PUD candidates Kelly, Simpson talk water, power issues

By Paul Gottlieb
Peninsula Daily News

SEQUIM — Incumbent Ted Simpson and challenger Cindy Kelly described different challenges each would face if elected to a Clallam County Public Utility District 3 commissioner position in the Nov. 6 general election, they said at a 30-minute forum last month.

Ballots will be mailed to voters in 15 days.

“Water is going to be a big issue,” Kelly, 55, said at the Concerned Citizens of Clallam County forum Sept. 24 at the Sequim unit of the Boys & Girls Clubs of the Olympic Peninsula.

Kelly added that sewage issues facing Carlsborg will be another challenge for the PUD.

The PUD will own and operate a $15.6 million wastewater treatment and water reuse system for the more than 800 residents of the Carlsborg community once the county builds it.

Kelly, who lives in Port Angeles, is the manager of the Dry Creek Water Association and also is on the Port Angeles School Board.

If elected, she would be the first woman commissioner on the PUD board, Simpson said.

Simpson, 69, a Port Angeles-area resident elected to the PUD in 1985, is semi-retired and owns Angeles Electric in Port Angeles.

“Water is going to be a problem, but power will be an even bigger problem,” Simpson said.

Under voter-approved Initiative 947, which took effect in December 2006, utilities must use renewable energy for 9 percent of retail electric loads by Jan. 1, 2016 and at least 15 percent of loads by Jan. 1, 2020.

Hydroelectric power is not considered renewable energy.

“It’s painted with the same brush as coal,” said Simpson, who has repeatedly raised the issue at speaking events during the election season.

Commissioners adopted a resolution Aug. 27 to endorse an effort by the Tri-City Regional Chamber of Commerce to amend the Washington Energy Independence Act, the result of the 2006 vote.

The PUD primarily uses base-rate Tier I energy but has approved the purchase of more expensive Tier II electricity to meet the growing needs of its customers in 2013.

Those needs aren’t increasing as quickly as anticipated because of effective energy-conservation programs and because there is less power consumption in a poor economy, the PUD has said.

Kelly said she would not have waited six years to focus on the issue.

“I know all the legislators,” she said.

“When things affect the situation in my community, I am going to people in those [positions] and talking to them,” she said.

The two candidates disagreed on term limits.

The term for the nonpartisan District 3 position is six years.

“There are term limits,” Simpson, a Port Angeles native, said, adding that voters can limit an incumbent’s term at every election.

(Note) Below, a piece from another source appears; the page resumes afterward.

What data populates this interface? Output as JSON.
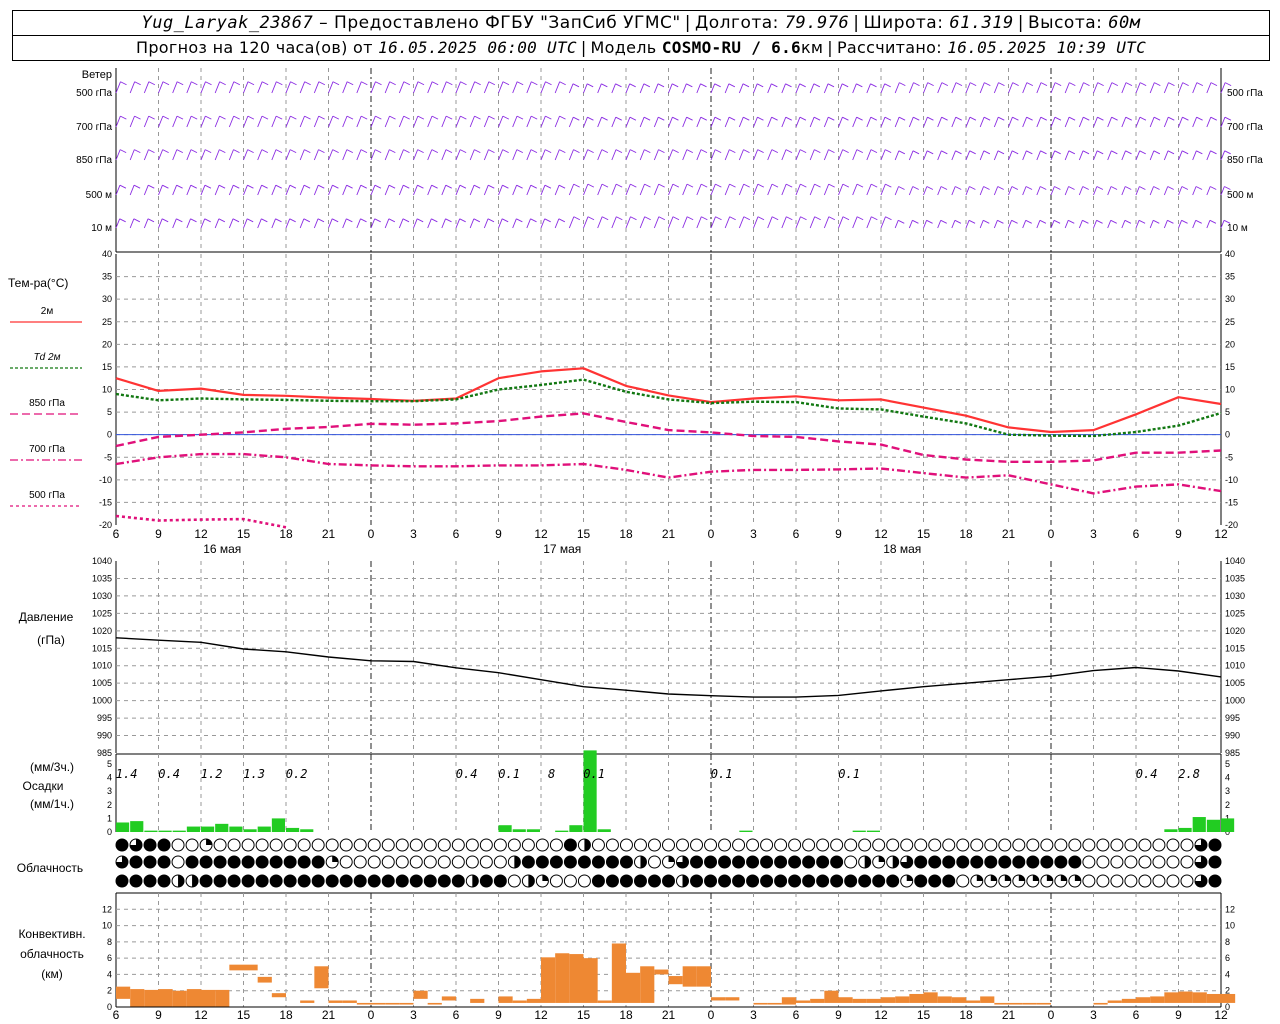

Kelly, a Port Angeles resident for 35 years, said term limits work fine for the Port Angeles City Council, calling the restriction “healthy.”

PUD commissioners are paid a salary of $1,800 month and receive $90 a day for each day they are at a PUD-related meetings or performing duties on behalf of the district.

They and their families also can receive the same health insurance as PUD employees.

The forum Sept. 24 included an hourlong debate between incumbent Clallam County Commissioner Mike Chapman, 48, an independent from Port Angeles, and challenger Maggie Roth, 58, the retired operations manager for the Northwest Duty Free Store, also of Port Angeles.